The official guidelines for the exclusion process are as follows;

 The head teacher must give a written notice to the parents informing them of:

  • the precise period and the reasons for the exclusion;
  • the duties of the parent(s)/guardian(s) during the first five days;
  • the right of the parent(s)/guardian(s) to make representation to the Governing body and how the pupil may be involved in this;
  • the person the parent(s)/guardian(s) should contact if they wish to make such representation;
  • the arrangement made by the school to set and mark work for the pupil during the initial 5 days of the exclusion;
  • if relevant, the school day on which the pupil will be provided with full-time education; and
  • if relevant, details of a reintegration interview.

This is in addition to the school's obligation to contact the parent or guardian as soon as the decision to exclude has been made to ensure that the child can be supervised during their exclusion.
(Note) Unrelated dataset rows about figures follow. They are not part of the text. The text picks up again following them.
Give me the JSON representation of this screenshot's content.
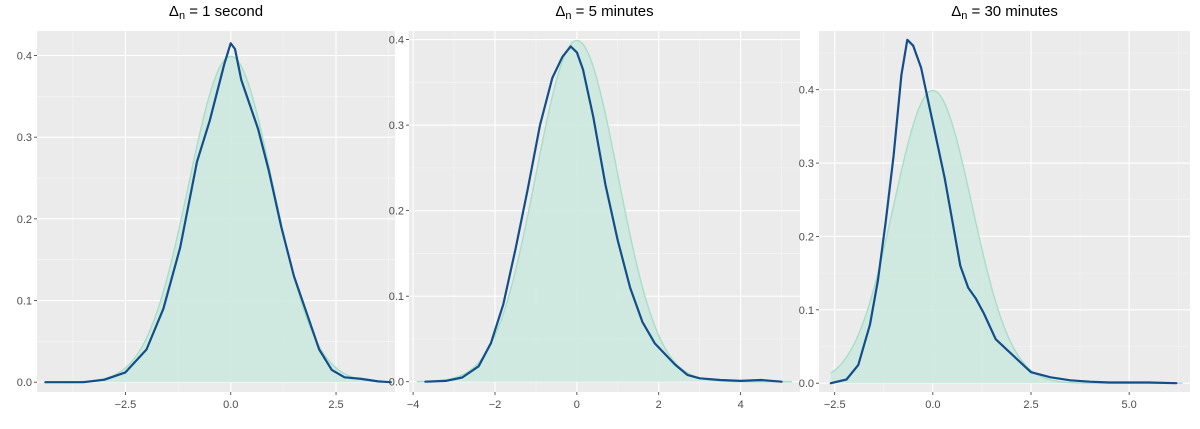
{
  "chart_data": [
    {
      "type": "area",
      "title": "Δn = 1 second",
      "title_parts": {
        "symbol": "Δ",
        "subscript": "n",
        "rest": " = 1 second"
      },
      "xlim": [
        -4.6,
        3.9
      ],
      "ylim": [
        -0.012,
        0.43
      ],
      "x_ticks": [
        -2.5,
        0.0,
        2.5
      ],
      "x_tick_labels": [
        "−2.5",
        "0.0",
        "2.5"
      ],
      "y_ticks": [
        0.0,
        0.1,
        0.2,
        0.3,
        0.4
      ],
      "y_tick_labels": [
        "0.0",
        "0.1",
        "0.2",
        "0.3",
        "0.4"
      ],
      "grid": true,
      "series": [
        {
          "kind": "normal_reference",
          "mean": 0,
          "sd": 1,
          "color": "#a8ddc8",
          "fill": "#cfe9df"
        },
        {
          "kind": "empirical_density",
          "color": "#124e8a",
          "x": [
            -4.4,
            -3.5,
            -3.0,
            -2.5,
            -2.0,
            -1.6,
            -1.2,
            -0.8,
            -0.5,
            -0.3,
            -0.15,
            0.0,
            0.1,
            0.25,
            0.45,
            0.65,
            0.9,
            1.2,
            1.5,
            1.8,
            2.1,
            2.4,
            2.7,
            3.1,
            3.5,
            3.8
          ],
          "y": [
            0.0,
            0.0,
            0.003,
            0.012,
            0.04,
            0.09,
            0.165,
            0.27,
            0.32,
            0.36,
            0.39,
            0.415,
            0.408,
            0.37,
            0.34,
            0.31,
            0.26,
            0.19,
            0.13,
            0.085,
            0.04,
            0.015,
            0.006,
            0.004,
            0.001,
            0.0
          ]
        }
      ]
    },
    {
      "type": "area",
      "title": "Δn = 5 minutes",
      "title_parts": {
        "symbol": "Δ",
        "subscript": "n",
        "rest": " = 5 minutes"
      },
      "xlim": [
        -4.1,
        5.45
      ],
      "ylim": [
        -0.012,
        0.41
      ],
      "x_ticks": [
        -4,
        -2,
        0,
        2,
        4
      ],
      "x_tick_labels": [
        "−4",
        "−2",
        "0",
        "2",
        "4"
      ],
      "y_ticks": [
        0.0,
        0.1,
        0.2,
        0.3,
        0.4
      ],
      "y_tick_labels": [
        "0.0",
        "0.1",
        "0.2",
        "0.3",
        "0.4"
      ],
      "grid": true,
      "series": [
        {
          "kind": "normal_reference",
          "mean": 0,
          "sd": 1,
          "color": "#a8ddc8",
          "fill": "#cfe9df"
        },
        {
          "kind": "empirical_density",
          "color": "#124e8a",
          "x": [
            -3.7,
            -3.2,
            -2.8,
            -2.4,
            -2.1,
            -1.8,
            -1.5,
            -1.2,
            -0.9,
            -0.6,
            -0.35,
            -0.15,
            0.0,
            0.15,
            0.4,
            0.7,
            1.0,
            1.3,
            1.6,
            1.9,
            2.1,
            2.4,
            2.7,
            3.0,
            3.5,
            4.0,
            4.5,
            5.0
          ],
          "y": [
            0.0,
            0.001,
            0.005,
            0.018,
            0.045,
            0.09,
            0.155,
            0.225,
            0.3,
            0.355,
            0.38,
            0.392,
            0.385,
            0.365,
            0.31,
            0.23,
            0.165,
            0.11,
            0.07,
            0.045,
            0.035,
            0.02,
            0.008,
            0.004,
            0.002,
            0.001,
            0.002,
            0.0
          ]
        }
      ]
    },
    {
      "type": "area",
      "title": "Δn = 30 minutes",
      "title_parts": {
        "symbol": "Δ",
        "subscript": "n",
        "rest": " = 30 minutes"
      },
      "xlim": [
        -2.9,
        6.55
      ],
      "ylim": [
        -0.012,
        0.48
      ],
      "x_ticks": [
        -2.5,
        0.0,
        2.5,
        5.0
      ],
      "x_tick_labels": [
        "−2.5",
        "0.0",
        "2.5",
        "5.0"
      ],
      "y_ticks": [
        0.0,
        0.1,
        0.2,
        0.3,
        0.4
      ],
      "y_tick_labels": [
        "0.0",
        "0.1",
        "0.2",
        "0.3",
        "0.4"
      ],
      "grid": true,
      "series": [
        {
          "kind": "normal_reference",
          "mean": 0,
          "sd": 1,
          "color": "#a8ddc8",
          "fill": "#cfe9df",
          "x_from": -2.6
        },
        {
          "kind": "empirical_density",
          "color": "#124e8a",
          "x": [
            -2.6,
            -2.2,
            -1.9,
            -1.6,
            -1.4,
            -1.2,
            -1.0,
            -0.8,
            -0.65,
            -0.5,
            -0.3,
            -0.1,
            0.1,
            0.3,
            0.5,
            0.7,
            0.9,
            1.1,
            1.3,
            1.6,
            1.9,
            2.2,
            2.5,
            3.0,
            3.5,
            4.0,
            4.5,
            5.0,
            5.5,
            6.2
          ],
          "y": [
            0.0,
            0.005,
            0.025,
            0.08,
            0.14,
            0.22,
            0.31,
            0.42,
            0.468,
            0.46,
            0.43,
            0.38,
            0.33,
            0.28,
            0.22,
            0.16,
            0.13,
            0.115,
            0.095,
            0.06,
            0.045,
            0.03,
            0.015,
            0.008,
            0.004,
            0.002,
            0.001,
            0.001,
            0.001,
            0.0
          ]
        }
      ]
    }
  ]
}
The head must inform the Governing Body if a pupil is being excluded for more than 15 days in any one term.  Pupils can excluded for one or more fixed periods, which when aggregated, do not exceed 45 school days in any one school year.

From the 6th consecutive day of the exclusion the school is compelled to provide provisions for full-time education. In some cases this applies from the first day of the exclusion, for example, in schools which received BIP (Behaviour Improvement Programme) funding.

Exclusions can be appealed if they are for a period of over 5 days.

Appealing an exclusion

Exclusion from state schools

The pupil’s parents or legal guardians can lodge an appeal against any fixed – term exclusion that extends over five days with the schools governing body. The parent or legal guardian has an additional right of appeal to the Independent Appeal Panel in the case of a permanent exclusion. If for some reason the parent or legal guardian fails to lodge an appeal or the appeal itself is not successful, then the pupil has the right to request a High Court judicial review. This must be done within three months of the announcement of the Independent Appeal panel’s judgement.  A piece of guidance from the Department of Education (then called the Department for Children, Schools and families) called “Improving behavior and attendance: guidance on exclusion from schools and Pupil Referral Units 2008” must be considered by all State schools and forms a general framework.

Exclusion from private schools

The key difference here is that Private school exclusions are dictated by the contract between the school and the pupil on the latter’s admittance. Generally the Private school will have its own mechanisms for the Appeal process in which the parent or legal guardian is permitted a set number of Appeals (usually one) to the exclusion decision made. The school must be careful to follow the rules it has laid down for itself or else it might be open to charges of a breach of contract if it is found not to have adhered to them.